Por dentro da longa e estranha história do crime organizado da antiga União Soviética — e como a Rússia o usou contra o Ocidente.
Foto: VICE.

Mark Galeotti sempre se interessou por tudo que fosse russo. O autor e especialista em crime internacional nascido na Grã-Bretanha, que escreve regularmente pro Moscou Times e atualmente mora em Praga, é formado em História. Seu interesse no submundo russo data de 1988 — logo depois da queda da Cortina de Ferro — quando ele estava fazendo seu doutorado sobre a União Soviética.

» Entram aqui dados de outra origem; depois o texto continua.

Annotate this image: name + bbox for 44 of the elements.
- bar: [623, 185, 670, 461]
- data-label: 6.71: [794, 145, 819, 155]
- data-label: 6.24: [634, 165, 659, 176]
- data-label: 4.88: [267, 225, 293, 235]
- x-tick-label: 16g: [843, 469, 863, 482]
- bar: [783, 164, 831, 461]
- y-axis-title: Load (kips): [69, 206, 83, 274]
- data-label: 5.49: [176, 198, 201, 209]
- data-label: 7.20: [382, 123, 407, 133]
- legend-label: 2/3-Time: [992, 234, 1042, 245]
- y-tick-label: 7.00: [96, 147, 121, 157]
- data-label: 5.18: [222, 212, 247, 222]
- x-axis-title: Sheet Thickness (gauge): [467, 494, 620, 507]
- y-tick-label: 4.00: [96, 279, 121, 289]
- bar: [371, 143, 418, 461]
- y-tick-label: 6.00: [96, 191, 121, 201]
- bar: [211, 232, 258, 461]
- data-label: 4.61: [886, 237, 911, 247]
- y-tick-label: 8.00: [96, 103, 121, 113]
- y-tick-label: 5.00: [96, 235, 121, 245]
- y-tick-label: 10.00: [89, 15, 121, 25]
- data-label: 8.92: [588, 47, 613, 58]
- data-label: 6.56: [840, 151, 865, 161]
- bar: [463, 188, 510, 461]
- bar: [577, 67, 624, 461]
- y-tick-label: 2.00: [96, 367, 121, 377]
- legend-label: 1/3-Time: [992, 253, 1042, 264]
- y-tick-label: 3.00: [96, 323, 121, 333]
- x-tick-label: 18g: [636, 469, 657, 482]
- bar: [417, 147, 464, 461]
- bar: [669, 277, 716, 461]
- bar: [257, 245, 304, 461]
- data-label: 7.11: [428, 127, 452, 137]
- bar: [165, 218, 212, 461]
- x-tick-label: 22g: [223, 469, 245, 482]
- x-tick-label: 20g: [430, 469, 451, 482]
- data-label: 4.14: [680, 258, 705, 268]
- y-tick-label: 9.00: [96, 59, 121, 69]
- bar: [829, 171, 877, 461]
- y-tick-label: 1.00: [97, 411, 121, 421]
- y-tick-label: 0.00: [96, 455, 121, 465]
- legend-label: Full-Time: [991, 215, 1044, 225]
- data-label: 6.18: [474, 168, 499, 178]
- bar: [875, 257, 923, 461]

Em sua pesquisa, Galeotti se encontrou com veteranos da guerra soviética no Afeganistão assim que eles voltaram do front — aí os visitou um ano depois para ver como eles tinham se aclimatado à vida normal. Enquanto alguns se adaptaram, ele notou que um número alarmante deles pareciam ter se voltado pro submundo do crime, trabalhando para empresários que desviavam recursos do estado. A ideia de que o crime organizado pudesse se proliferar no que, na época, continuava sendo um estado policial fascinava Galeotti. A situação tinha uma trivialidade que se aplicava tanto a Nova Jersey quanto a Moscou: só porque você não vê a máfia na rua, não quer dizer que ela não exista.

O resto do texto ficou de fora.